On the basis of the record before us, we are not warranted in considering a change or modification of the controlling authorities on this issue.

Reversed and new trial granted.


[1] The evidence bearing on this phase of the proof derives from an examination of the X-ray technician, which includes the following questions and answers:

"Q. In your work do you as a technologist decide when or where to take x-rays of a patient?

"A. No, we do not.

"Q. Who generates the instruction to do work like that?

"A. The doctor; whether he be a GP or specialist, they always direct us.

* * * * *

"THE COURT: Did Dr. Smiley assist you in aligning the machine?

"THE WITNESS: Yes, he did.

* * * * *

"Q. Who dismisses you from the room, and who tells you to come back?

"A. The doctor.

* * * * *

"Q. When you were called to return to the x-ray room on Mrs. Synnott's surgery, when you returned what were you instructed to do?

"A. I was instructed to take another film.

"Q. All right. And who gave you that instruction?

"A. Dr. Smiley.

* * * * *

"Q. How did Dr. Smiley assist you in lining up this machine, Mrs. Salls?

"A. Well, he told me where the site of the injury was. He took the x-ray film from my hand, placed it, and he said `Janet'or whoever he's talking to, and said, `I want you to direct the tube into the hip of Mrs. Synnott.'

* * * * *

"Q. At the time that you took the scout film, did Dr. Smiley hold the film for you?

"A. Yes. I mean he took the film from me, and there is an apparatus that is attached to the surgery table where the film is placed in that side, and he sort of manipulates this apparatus with the film. He puts it at the angle, wherever he thinks the film should be.

* * * * *

"Q. * * * The movement and the direction and the placing of the tube was you. He did not assist you in doing that, did he?
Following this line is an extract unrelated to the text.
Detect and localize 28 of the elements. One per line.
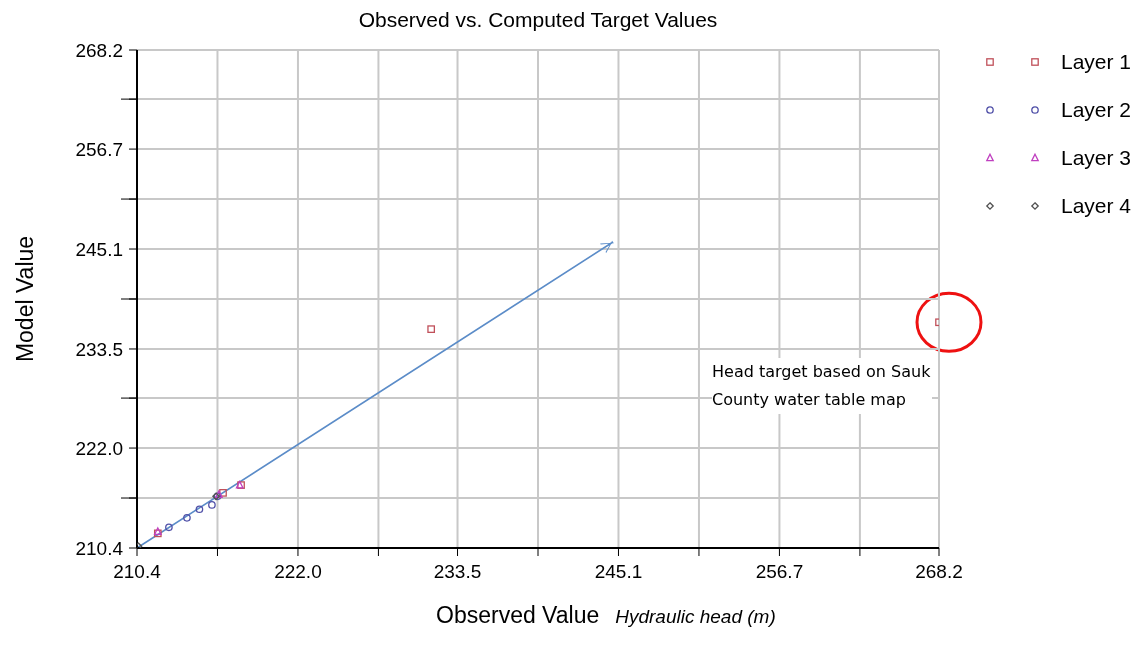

"A. He assisted me verbally, not physically.

* * * * *

"Q. He's experienced in interpreting the film, but has hehe does not handle or deal with this machine, does he?

"A. Well, he's donea doctor that does hip pinning has done numerous hip pinnings and he's assisted x-ray technologists numerous times, and with his extensive training he always assists the x-ray technician.

"Q. Verbally.

"A. Verbally and sometimes physically.

* * * * *

"Q. You don't stand there and wait until he says, `Now, you are dismissed, Mrs. Salls.'

"A. Yes, he does. Unless he says for me to go I don't leave, because lots of times he's looking at the film and studying it and thinking about it, and then I stand there. I just don't walk out of the room.

* * * * *

"Q. On the two occasions when you were inside that surgery room, did you take instructions from anyone other than Dr. Smiley?

"A. No, I did not.

"Q. Is he your boss while you were in there?

"A. That's right.

"Q. Whatever he said you would do.

"A. Yes. At no time does an x-ray technician go on their own accord. You're always under the direction of a doctor."

[2] Rule 43.02, Rules of Civil Procedure, provides in pertinent part: "A party may interrogate an unwilling or hostile witness by leading questions. A party may call an adverse party * * * or employe * * * and interrogate him by leading questions and contradict and impeach him on material matters in all respects as if he had been called by the adverse party."